Lest anyone believe that the misgendering was unintentional, a NOM representative told Stern that the organization misgendered the 17-year-old boy because “Gavin Grimm is a biological girl who now says she subjectively ‘identifies’ as a ‘boy,'” as though Grimm’s innate sense of self is some kind of “error.”

As Stern points out, Grimm has legally and medically transitioned from female to male, meaning that his home state of Virginia recognizes him as the young man he is. The fact that the Supreme Court follows suit is an important distinction in this first-of-its-kind case, indicating that even at the most basic linguistic level, the court accepts as fact Grimm’s male identity.

While it’s generally a fool’s errand to try to predict SCOTUS outcomes (especially when the makeup of the court itself is in flux), this basic affirmation of Grimm’s maleness bodes well for the plaintiff. If the court inherently accepts Grimm as male, then the school board’s decision to bar him from the boy’s bathroom is a clear-cut violation of Title IX’s prohibition on sex-based discrimination, regardless of whether or not Grimm (or any other similarly situated student) is trans.

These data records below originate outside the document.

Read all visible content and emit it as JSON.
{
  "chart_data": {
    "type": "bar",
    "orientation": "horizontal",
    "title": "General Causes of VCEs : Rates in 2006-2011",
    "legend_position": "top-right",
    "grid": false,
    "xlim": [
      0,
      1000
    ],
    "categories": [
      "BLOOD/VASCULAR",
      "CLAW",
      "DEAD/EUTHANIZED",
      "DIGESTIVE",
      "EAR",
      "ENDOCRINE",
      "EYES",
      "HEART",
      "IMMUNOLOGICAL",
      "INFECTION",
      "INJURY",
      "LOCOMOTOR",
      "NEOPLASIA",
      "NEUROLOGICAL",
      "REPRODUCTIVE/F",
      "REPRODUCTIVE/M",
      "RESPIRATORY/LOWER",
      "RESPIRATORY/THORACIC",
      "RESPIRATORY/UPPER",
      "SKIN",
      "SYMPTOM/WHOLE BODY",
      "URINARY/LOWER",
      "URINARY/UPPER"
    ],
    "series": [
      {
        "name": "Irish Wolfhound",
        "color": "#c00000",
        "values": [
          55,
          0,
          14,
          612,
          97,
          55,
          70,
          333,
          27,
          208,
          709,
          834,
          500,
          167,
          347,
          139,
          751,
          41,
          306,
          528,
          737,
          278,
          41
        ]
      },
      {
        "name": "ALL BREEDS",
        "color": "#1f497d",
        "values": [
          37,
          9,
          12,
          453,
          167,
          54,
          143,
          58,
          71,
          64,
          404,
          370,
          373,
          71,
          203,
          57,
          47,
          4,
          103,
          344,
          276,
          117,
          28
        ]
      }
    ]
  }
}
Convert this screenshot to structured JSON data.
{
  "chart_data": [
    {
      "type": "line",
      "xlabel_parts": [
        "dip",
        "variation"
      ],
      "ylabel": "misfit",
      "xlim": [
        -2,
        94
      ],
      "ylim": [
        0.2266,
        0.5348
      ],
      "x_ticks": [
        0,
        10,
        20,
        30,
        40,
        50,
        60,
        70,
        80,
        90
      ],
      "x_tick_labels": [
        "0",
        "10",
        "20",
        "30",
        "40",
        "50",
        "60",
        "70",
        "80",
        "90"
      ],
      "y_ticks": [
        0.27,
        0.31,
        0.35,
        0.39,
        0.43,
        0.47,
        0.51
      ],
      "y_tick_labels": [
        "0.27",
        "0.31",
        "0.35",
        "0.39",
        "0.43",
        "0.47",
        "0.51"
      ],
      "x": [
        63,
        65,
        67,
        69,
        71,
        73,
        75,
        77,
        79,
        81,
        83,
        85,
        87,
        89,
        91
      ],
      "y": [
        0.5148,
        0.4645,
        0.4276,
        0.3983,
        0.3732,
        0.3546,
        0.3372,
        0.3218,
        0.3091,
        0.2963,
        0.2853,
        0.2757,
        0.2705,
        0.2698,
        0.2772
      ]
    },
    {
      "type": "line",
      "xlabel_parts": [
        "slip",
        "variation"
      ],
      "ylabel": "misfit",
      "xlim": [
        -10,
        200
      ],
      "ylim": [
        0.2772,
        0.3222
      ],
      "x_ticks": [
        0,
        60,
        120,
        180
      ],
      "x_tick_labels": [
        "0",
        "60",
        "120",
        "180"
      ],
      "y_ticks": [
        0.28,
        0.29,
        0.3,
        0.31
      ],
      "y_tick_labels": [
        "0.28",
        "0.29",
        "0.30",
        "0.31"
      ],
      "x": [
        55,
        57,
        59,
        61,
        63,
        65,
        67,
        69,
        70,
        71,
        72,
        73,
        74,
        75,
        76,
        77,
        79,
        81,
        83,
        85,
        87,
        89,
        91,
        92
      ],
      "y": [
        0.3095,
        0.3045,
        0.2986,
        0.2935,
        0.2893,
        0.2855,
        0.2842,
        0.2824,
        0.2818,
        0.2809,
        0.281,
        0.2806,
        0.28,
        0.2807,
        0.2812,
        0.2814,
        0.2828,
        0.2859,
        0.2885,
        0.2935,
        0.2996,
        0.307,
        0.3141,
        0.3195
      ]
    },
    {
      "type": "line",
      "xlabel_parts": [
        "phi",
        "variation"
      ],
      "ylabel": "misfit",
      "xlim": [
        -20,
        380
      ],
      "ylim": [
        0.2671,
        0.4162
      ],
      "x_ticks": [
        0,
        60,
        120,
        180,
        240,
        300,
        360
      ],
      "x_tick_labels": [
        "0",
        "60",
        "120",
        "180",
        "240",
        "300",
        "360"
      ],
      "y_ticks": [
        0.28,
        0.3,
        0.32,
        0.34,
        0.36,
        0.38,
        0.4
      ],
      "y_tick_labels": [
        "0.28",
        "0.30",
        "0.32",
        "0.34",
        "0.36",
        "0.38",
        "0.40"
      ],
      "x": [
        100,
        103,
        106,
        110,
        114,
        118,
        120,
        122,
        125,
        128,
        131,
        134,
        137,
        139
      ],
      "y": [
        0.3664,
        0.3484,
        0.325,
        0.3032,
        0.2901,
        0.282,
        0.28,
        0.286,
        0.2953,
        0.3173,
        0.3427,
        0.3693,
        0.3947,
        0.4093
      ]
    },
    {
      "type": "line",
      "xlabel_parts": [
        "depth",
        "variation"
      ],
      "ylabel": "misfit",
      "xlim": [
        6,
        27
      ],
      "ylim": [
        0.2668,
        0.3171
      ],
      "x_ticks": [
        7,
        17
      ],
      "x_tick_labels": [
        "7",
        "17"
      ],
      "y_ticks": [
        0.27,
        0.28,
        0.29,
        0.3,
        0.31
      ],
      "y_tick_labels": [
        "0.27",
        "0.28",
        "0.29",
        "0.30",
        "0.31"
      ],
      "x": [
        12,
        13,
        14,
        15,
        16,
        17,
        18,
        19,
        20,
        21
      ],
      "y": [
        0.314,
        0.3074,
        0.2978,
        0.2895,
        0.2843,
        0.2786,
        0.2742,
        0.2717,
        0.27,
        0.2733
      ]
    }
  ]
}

There is some sense of poetic justice that the brazen animus of Liberty Counsel and NOM is what may well disqualify their arguments. And, as Stern remarks, although “these groups may passionately believe that Grimm is a girl… they aren’t entitled to change his gender in the caption of their amicus briefs.” Judging by the clerk’s reprimand, such beliefs, even if sincerely held, also don’t entitle NOM and Liberty Counsel to reject legal reality before the highest court in the land.